The entry into negative territory for the Euribor and the lowering of the interest rate to 0% by the European Bank has created a completely new scenario for mortgages in Spain. The banks themselves will have to pay their customers for having lent them money to buy their homes.
Hence, financial institutions have begun to shield their mortgage contracts with the so-called zero clauses, which are nothing more than the establishment of a ceiling, the 0 ceiling, by the bank to avoid losses in the event that the interest rate is negative.
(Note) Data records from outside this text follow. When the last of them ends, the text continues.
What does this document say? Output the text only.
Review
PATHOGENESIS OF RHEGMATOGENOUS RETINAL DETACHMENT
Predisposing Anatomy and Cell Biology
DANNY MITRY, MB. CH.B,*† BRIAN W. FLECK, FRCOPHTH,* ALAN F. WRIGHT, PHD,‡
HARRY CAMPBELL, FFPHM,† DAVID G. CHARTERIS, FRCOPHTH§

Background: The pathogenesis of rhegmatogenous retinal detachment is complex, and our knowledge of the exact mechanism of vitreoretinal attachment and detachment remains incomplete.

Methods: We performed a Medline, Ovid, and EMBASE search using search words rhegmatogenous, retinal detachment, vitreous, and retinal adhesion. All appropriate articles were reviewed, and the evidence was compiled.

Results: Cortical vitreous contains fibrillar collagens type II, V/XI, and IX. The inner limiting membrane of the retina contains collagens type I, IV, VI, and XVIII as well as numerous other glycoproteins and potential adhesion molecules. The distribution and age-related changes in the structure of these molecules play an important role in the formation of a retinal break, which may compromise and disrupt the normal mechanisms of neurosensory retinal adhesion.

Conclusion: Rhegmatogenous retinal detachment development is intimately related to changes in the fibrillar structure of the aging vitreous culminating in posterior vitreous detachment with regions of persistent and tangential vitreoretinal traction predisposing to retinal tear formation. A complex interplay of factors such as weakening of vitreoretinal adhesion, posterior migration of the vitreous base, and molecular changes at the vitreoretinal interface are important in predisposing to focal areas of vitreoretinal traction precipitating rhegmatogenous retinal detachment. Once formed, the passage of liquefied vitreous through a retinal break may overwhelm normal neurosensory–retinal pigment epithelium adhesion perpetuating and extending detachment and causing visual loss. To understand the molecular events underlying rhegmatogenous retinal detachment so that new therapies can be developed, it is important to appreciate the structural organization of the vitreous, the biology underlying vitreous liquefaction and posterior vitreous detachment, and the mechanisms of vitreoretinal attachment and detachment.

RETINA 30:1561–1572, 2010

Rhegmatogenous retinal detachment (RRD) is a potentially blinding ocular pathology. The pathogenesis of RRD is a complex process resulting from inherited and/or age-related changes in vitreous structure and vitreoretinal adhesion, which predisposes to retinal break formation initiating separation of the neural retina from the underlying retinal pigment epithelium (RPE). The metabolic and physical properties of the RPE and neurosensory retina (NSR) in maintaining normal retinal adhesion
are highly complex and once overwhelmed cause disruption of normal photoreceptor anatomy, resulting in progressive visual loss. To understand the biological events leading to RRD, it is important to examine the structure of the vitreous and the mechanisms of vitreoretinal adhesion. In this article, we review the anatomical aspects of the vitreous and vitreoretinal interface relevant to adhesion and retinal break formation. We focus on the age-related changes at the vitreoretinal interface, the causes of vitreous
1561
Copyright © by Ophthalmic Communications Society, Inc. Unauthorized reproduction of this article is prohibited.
But are zero clauses legal, and should I accept them if I am going to sign a mortgage loan?
Currently, there is no legal regulation that talks about these clauses, however, in our opinion, they have little to do with the well-known floor clauses, which have been a clear abuse by the banks by guaranteeing themselves an income that could be, and in fact has been, much higher than the average market interest rate.
The reasons why floor clauses have been annulled lie, firstly, in the lack of transparency of the bank, which has not informed its client of what the inclusion of this clause meant and, secondly, in its complete disproportionality, since the mortgagor had to pay amounts much higher than the average market interest rate.
The inclusion of the floor clause is also being accompanied by other practices that are just as unfair as the floor clause itself and, as an example, it is sufficient to cite the banks’ search for agreements with their clients to reduce or cancel the floor clause if the retroactivity is waived, practices which, moreover, are also beginning to be declared unlawful in the courts.
On the contrary, in principle, it does not seem that the zero clause involves the introduction of an abusive condition that is included with a lack of transparency and information or disproportionality, but rather responds to the fair intention of including a protective measure for the financial institution: that of not having to pay for providing a service.